Labour MP and longstanding LGBT activist Geraint Davies has published a backbench bill to ban ‘conversion therapy’ in the UK. So-called conversion therapy – also called reparative therapy or sexual reorientation therapy – is therapy designed to change one’s sexual orientation from homosexual (or other) to heterosexual.

The bill does not have the support of the government so is unlikely to become law.

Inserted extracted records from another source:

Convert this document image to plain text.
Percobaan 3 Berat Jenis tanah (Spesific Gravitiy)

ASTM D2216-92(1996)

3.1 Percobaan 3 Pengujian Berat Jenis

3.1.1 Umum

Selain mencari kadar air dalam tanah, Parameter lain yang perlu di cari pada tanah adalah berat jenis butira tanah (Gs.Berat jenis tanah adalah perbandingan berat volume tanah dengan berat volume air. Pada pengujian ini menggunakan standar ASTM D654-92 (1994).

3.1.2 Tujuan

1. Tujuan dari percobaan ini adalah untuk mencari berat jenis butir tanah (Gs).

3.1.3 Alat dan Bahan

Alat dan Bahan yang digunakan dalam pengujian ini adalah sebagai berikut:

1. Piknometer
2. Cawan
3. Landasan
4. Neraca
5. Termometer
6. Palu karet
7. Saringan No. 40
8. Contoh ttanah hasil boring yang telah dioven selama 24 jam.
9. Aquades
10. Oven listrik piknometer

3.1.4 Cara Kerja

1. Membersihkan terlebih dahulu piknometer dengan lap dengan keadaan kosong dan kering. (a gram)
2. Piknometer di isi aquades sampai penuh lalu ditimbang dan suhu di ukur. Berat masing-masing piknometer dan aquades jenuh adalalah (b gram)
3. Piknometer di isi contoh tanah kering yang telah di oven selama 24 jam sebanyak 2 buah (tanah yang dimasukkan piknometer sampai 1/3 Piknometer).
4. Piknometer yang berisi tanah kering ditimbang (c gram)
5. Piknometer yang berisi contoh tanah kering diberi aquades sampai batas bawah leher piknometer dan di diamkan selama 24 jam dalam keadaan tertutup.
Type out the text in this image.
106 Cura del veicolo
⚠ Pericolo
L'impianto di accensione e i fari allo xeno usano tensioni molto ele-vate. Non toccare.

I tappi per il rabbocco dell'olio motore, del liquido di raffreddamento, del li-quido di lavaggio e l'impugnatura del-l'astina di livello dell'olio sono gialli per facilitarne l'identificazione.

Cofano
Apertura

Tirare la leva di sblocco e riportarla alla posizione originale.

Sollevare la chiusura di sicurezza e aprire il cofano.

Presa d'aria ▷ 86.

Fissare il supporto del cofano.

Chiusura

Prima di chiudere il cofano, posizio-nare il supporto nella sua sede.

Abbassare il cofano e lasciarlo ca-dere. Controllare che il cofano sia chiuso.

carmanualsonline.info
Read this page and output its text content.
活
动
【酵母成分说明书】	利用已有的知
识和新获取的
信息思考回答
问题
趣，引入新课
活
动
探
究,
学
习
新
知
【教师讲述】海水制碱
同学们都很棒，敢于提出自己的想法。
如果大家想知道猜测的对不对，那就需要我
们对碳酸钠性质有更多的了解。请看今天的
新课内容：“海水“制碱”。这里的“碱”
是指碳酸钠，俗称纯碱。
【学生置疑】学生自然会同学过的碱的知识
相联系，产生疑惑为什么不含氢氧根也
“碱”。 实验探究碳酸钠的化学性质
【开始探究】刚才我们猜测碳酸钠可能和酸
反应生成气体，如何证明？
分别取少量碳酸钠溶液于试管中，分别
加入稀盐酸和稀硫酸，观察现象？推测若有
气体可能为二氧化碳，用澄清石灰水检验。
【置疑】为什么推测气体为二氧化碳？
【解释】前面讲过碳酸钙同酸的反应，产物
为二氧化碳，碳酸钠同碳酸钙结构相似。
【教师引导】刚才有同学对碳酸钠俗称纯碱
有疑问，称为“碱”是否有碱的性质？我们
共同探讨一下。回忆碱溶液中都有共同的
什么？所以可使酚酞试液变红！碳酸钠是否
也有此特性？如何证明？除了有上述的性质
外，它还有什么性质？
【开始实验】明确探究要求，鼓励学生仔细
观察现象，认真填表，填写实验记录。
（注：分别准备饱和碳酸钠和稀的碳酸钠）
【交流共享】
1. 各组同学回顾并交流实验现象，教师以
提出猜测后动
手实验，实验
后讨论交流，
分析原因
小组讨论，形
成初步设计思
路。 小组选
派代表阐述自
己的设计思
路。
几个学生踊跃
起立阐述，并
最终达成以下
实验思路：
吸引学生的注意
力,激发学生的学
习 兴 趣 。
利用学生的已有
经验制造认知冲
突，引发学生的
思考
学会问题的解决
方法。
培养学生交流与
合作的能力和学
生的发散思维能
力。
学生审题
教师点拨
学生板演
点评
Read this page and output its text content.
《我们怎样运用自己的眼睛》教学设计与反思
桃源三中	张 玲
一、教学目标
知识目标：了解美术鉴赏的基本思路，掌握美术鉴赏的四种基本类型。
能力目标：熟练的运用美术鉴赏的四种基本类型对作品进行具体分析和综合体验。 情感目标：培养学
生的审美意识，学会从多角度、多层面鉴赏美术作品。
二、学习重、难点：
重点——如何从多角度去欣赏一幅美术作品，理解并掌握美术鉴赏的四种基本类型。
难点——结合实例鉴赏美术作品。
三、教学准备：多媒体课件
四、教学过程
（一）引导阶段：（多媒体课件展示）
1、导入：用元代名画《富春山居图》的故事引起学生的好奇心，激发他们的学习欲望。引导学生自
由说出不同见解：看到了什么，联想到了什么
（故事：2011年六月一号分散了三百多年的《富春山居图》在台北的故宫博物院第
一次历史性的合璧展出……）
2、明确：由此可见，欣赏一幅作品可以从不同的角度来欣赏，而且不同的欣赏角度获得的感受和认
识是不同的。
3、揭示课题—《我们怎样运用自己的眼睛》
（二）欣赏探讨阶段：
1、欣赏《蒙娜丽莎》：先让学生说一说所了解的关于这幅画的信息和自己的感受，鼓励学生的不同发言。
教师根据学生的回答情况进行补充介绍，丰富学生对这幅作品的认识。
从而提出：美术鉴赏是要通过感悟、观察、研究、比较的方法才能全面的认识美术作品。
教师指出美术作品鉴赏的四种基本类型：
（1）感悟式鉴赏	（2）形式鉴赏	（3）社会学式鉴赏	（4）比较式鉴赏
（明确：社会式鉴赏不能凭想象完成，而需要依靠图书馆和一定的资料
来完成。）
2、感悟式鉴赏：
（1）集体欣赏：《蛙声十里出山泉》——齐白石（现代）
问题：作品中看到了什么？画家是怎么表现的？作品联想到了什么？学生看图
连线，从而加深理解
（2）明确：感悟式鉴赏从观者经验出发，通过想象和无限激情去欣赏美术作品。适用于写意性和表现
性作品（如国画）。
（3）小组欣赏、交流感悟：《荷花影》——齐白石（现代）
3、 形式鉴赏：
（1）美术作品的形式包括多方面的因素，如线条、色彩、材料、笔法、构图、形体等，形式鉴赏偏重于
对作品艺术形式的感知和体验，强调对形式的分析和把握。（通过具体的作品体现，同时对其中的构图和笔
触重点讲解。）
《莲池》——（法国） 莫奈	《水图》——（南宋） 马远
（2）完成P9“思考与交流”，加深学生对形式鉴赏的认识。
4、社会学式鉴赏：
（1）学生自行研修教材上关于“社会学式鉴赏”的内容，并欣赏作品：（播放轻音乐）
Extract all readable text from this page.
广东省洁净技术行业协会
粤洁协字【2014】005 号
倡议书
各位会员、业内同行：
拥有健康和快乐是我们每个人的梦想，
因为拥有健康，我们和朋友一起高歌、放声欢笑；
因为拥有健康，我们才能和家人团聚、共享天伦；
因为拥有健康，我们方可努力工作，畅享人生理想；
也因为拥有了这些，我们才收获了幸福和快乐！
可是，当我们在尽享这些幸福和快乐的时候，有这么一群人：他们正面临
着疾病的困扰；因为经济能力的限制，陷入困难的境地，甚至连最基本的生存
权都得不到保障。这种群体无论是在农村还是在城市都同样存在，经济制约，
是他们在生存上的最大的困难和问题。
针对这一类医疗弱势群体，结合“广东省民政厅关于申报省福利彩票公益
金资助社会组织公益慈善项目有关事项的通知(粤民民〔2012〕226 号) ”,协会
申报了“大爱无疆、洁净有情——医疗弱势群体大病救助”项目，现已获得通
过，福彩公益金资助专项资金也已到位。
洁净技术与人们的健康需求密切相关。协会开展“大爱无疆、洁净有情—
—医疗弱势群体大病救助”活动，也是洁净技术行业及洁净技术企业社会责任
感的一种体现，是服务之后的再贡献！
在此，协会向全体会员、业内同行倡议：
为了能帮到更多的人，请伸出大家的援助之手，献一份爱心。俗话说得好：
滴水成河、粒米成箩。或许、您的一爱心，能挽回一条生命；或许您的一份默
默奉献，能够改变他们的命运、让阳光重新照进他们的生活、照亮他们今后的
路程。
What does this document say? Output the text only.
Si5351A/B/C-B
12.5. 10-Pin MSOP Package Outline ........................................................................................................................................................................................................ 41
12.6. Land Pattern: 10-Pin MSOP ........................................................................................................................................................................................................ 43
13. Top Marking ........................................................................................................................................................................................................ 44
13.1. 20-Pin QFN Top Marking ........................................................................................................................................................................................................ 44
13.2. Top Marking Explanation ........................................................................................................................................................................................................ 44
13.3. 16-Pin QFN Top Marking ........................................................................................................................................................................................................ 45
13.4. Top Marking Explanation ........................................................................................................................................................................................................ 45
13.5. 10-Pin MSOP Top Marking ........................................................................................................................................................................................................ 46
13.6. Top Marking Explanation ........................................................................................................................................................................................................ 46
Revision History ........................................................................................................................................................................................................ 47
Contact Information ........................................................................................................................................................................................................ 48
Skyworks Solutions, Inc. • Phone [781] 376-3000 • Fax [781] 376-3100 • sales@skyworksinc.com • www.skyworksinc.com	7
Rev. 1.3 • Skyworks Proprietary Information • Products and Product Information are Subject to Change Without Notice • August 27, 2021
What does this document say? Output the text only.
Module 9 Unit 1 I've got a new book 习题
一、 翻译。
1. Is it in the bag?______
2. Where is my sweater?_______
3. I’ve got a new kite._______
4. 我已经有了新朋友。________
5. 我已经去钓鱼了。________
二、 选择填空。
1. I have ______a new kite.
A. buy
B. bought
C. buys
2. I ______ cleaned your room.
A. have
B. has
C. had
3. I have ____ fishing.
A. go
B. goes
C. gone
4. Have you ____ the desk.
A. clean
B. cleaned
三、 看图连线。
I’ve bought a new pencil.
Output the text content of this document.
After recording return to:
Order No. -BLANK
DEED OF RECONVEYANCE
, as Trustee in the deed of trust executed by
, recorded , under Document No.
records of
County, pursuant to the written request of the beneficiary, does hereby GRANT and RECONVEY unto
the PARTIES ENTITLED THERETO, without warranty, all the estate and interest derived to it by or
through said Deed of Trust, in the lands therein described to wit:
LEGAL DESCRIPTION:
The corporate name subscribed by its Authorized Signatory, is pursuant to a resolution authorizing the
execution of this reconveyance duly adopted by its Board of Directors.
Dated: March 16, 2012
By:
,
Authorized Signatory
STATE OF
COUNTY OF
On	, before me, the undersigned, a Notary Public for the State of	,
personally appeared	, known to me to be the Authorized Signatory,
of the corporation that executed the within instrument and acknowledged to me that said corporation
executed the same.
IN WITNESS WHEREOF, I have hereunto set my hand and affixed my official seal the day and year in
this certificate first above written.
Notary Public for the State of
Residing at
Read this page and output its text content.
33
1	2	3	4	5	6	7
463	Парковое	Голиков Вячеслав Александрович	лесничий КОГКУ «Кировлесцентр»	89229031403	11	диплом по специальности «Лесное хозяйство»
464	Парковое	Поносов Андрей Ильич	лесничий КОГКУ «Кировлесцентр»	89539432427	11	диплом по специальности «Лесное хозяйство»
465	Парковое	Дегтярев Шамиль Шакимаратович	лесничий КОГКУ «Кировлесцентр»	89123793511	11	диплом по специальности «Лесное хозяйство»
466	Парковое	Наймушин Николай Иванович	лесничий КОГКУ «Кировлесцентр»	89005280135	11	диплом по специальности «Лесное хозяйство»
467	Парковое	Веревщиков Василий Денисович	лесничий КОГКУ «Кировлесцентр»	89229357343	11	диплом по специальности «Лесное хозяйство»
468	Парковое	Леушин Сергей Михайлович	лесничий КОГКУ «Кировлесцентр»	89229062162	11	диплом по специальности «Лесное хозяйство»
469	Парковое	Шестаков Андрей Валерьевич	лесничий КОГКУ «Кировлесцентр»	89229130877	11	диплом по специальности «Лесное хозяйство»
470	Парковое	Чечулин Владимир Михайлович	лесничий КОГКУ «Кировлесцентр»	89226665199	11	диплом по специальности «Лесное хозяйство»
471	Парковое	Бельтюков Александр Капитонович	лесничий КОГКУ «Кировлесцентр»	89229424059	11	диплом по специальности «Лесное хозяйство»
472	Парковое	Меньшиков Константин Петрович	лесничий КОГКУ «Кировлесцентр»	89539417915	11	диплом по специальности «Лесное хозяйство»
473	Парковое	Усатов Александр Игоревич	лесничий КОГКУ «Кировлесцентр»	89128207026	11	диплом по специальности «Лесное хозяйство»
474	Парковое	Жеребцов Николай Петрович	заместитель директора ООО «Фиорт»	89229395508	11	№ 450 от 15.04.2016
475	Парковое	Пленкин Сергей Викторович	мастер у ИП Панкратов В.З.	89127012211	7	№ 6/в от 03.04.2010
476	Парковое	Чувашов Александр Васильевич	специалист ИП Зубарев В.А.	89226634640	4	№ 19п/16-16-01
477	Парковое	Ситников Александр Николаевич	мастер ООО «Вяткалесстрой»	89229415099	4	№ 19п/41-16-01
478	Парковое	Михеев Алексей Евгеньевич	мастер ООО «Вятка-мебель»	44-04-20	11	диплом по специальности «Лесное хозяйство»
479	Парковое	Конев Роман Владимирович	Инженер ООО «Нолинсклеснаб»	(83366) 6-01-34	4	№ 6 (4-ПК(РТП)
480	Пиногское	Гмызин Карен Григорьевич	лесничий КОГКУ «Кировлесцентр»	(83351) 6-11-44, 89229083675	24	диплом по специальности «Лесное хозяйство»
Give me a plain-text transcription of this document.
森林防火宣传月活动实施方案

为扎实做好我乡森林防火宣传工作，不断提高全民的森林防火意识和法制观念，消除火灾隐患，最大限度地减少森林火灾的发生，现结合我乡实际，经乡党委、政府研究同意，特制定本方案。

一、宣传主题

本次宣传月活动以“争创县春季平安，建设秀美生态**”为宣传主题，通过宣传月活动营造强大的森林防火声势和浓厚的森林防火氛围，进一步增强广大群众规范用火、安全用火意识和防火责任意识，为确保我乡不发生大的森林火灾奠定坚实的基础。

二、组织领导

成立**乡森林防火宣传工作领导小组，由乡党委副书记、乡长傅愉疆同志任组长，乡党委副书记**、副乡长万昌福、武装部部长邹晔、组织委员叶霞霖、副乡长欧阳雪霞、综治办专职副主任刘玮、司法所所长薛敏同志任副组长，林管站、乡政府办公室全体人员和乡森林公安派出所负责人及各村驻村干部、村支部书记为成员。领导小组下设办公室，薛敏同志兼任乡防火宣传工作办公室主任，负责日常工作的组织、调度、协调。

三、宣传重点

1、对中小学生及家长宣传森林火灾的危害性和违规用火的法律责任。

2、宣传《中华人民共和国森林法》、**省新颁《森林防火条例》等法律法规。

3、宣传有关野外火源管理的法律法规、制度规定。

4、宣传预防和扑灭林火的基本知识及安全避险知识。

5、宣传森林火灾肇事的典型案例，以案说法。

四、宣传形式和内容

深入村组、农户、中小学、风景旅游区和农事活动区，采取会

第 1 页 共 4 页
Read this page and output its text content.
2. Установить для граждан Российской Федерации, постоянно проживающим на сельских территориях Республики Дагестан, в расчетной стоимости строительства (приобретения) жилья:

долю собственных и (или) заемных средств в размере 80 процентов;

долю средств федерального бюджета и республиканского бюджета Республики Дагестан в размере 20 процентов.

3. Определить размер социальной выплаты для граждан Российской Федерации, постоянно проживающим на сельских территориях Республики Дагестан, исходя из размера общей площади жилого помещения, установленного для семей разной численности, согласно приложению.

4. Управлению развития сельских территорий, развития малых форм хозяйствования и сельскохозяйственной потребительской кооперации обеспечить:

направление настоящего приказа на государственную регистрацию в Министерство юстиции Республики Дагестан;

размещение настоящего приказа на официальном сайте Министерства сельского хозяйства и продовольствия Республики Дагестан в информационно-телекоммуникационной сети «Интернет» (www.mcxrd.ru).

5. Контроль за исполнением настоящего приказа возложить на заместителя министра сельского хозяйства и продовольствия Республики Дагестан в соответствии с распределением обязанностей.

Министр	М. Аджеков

However, such bills are a way of MPs raising issues and placing pressure on the government to act.

With the government making a priority of LGBT concerns and LGBT activists seeing ‘conversion therapy’  as a key battleground globally (with the Australian state of Victoria set to bring in a ban soon) and locally (the Church of England’s General Synod led by LGBT activist Jayne Ozanne, Bishop Paul Bayes and Archbishop John Sentamu, voting and calling on the government to ban it) it is not hard to see such a measure making its way into government policy before very long, particularly as the government has already indicated its intention to bring a ban in. Here’s why we should be concerned.

You might think it’s fair enough to ban people from offering ‘therapy’ to try to ‘cure’ people from being gay, especially if you take sexual orientation to be basically fixed and attempts to alter it as psychologically harmful. Certainly there are many horror stories, particularly from early 20th century psychiatric practice – lobotomies, electric shock therapy and the like.

But the proposed law is more far-reaching than you might imagine. It would make it an offence to attempt to ‘change a person’s sexual orientation or gender identity, or suppress a person’s expression of sexual orientation or gender identity’ (my italics).